Но ведь в Голландии раньше не было богатых месторождений нефти и только совсем недавно начата ее добыча с морского дна у северного побережья. Почему же именно в этой стране действует одна из старейших и крупнейших нефтяных монополий земного шара?
Ответ дает самая краткая история «Роял датч-Шелл». Прежде всего- название. В буквальном переводе получается какая-то чепуха, что-то вроде «королевская голландская раковина». А было так. Голландский делец организовал в Индонезии добычу нефти, английский там же скупал раковины. Когда оба хорошо нажились, им пришла в голову мысль объединить капиталы.
Фирма голландца называлась «Роял датч-петролеум», фирма англичанина- «Шелл». Каждому хотелось, чтобы в названии объединенной компании было что-то от старых названий. И вот в 1906 году образовалась «Королевская голландская раковина».
Однако никакими раковинами она уже не торговала. Ее интересовала нефть, только нефть. Компания скупала нефтеносные участки во многих государствах мира. Возглавлял ее голландец Генри Детердинг. Бывший банковский служащий, не переносящий запаха бензина, он весьма слабо разбирался в добыче нефти, но зато прекрасно постиг тайны биржевой игры и международных спекуляций. При этом «нефтяном короле» англо-голландская монополия раскинула свои промысла на всех континентах земного шара. Она построила собственные нефтепроводы в пустынях и джунглях, завела собственный нефтеналивной флот и даже вооружила собственную полицию для подавления забастовок.
Теперь у «Роял датч-Шелл» — почетное место на всех биржах мира и баснословные доходы. Но вместо голландца Детердинга в «королевской голландской раковине» хозяйничают английские, американские и голландские банки.

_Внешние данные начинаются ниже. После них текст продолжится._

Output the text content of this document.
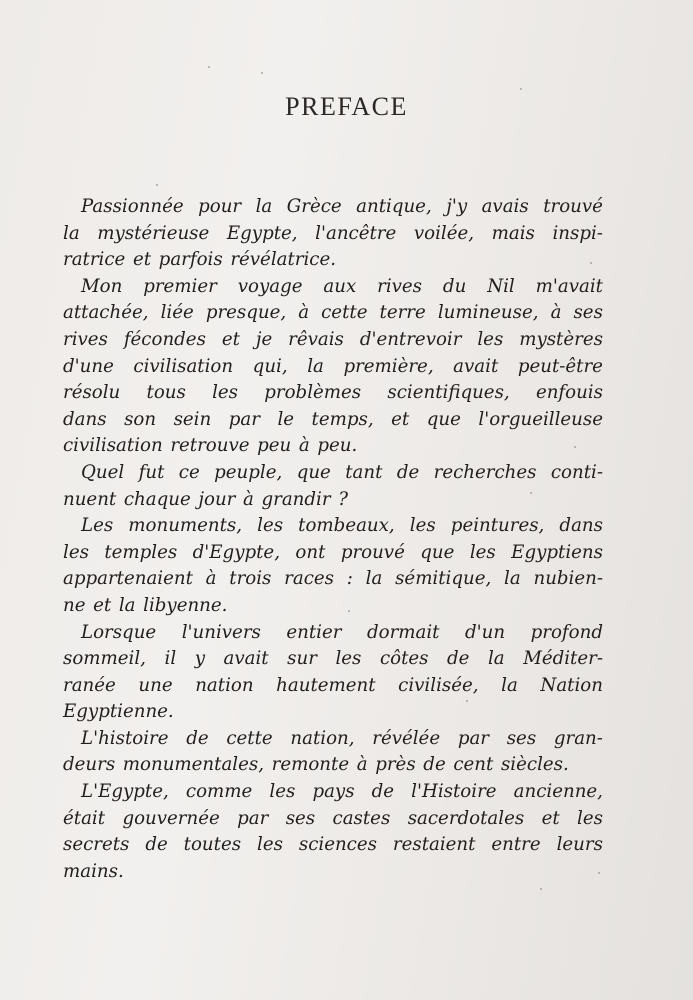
PREFACE
Passionnée pour la Grèce antique, j'y avais trouvé
la mystérieuse Egypte, l'ancêtre voilée, mais inspi-
ratrice et parfois révélatrice.
Mon premier voyage aux rives du Nil m'avait
attachée, liée presque, à cette terre lumineuse, à ses
rives fécondes et je rêvais d'entrevoir les mystères
d'une civilisation qui, la première, avait peut-être
résolu tous les problèmes scientifiques, enfouis
dans son sein par le temps, et que l'orgueilleuse
civilisation retrouve peu à peu.
Quel fut ce peuple, que tant de recherches conti-
nuent chaque jour à grandir ?
Les monuments, les tombeaux, les peintures, dans
les temples d'Egypte, ont prouvé que les Egyptiens
appartenaient à trois races : la sémitique, la nubien-
ne et la libyenne.
Lorsque l'univers entier dormait d'un profond
sommeil, il y avait sur les côtes de la Méditer-
ranée une nation hautement civilisée, la Nation
Egyptienne.
L'histoire de cette nation, révélée par ses gran-
deurs monumentales, remonte à près de cent siècles.
L'Egypte, comme les pays de l'Histoire ancienne,
était gouvernée par ses castes sacerdotales et les
secrets de toutes les sciences restaient entre leurs
mains.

А «Юнилевер»? Этот гигант, который продает многим странам голландское сгущенное молоко и маргарин, тоже принадлежит не только голландским, но и английским миллионерам.
Производящий радиоприемники, телевизоры, электробритвы, электронное оборудование всемирно известный концерн «Филипс», а также химический концерн «АКЮ» тоже очень тесно связаны с иностранным капиталом.
С балкона биржи мы видели лишь суетящихся приказчиков, послушно выполнявших волю своих хозяев. Всемогущие хозяева на бирже не показываются. Они не ездят в золотых каретах. Многие из них не носят никаких титулов. Нам говорили, что некоторые голландские миллионеры даже одеваются в стандартные костюмы, какие продаются в любом магазине готового платья. Они не выставляют свои богатства напоказ. Зачем им это?
«Господин Филипс» звучит, правда, не столь внушительно, как «ваше превосходительство», но на господина Филипса работают 240 тысяч человек. «Ваши превосходительства» ждут в приемной возле его кабинета…
Мы смотрели на маклеров, деловито шмыгающих в том левом углу биржевого зала, о котором служитель почтительно сказал: «Это «Филипс».
Вспомнили рекламу на всех перекрестках: «Филипс», «Филипс», «Филипс». И не только на улицах голландских городов. Нет, «Филипс» всюду — в Лондоне, Нью-Йорке, Париже! Четвертая по величине электронная компания в мире! Двести предприятий в тридцати странах!
Королевский дворец и амстердамская биржа, дворец капитала, — близкие соседи.
В королевском дворце устраиваются торжественные приемы.
Но не там, а на бирже, в правлениях монополий, в кабинетах директоров банков решаются судьбы королевства Нидерландов.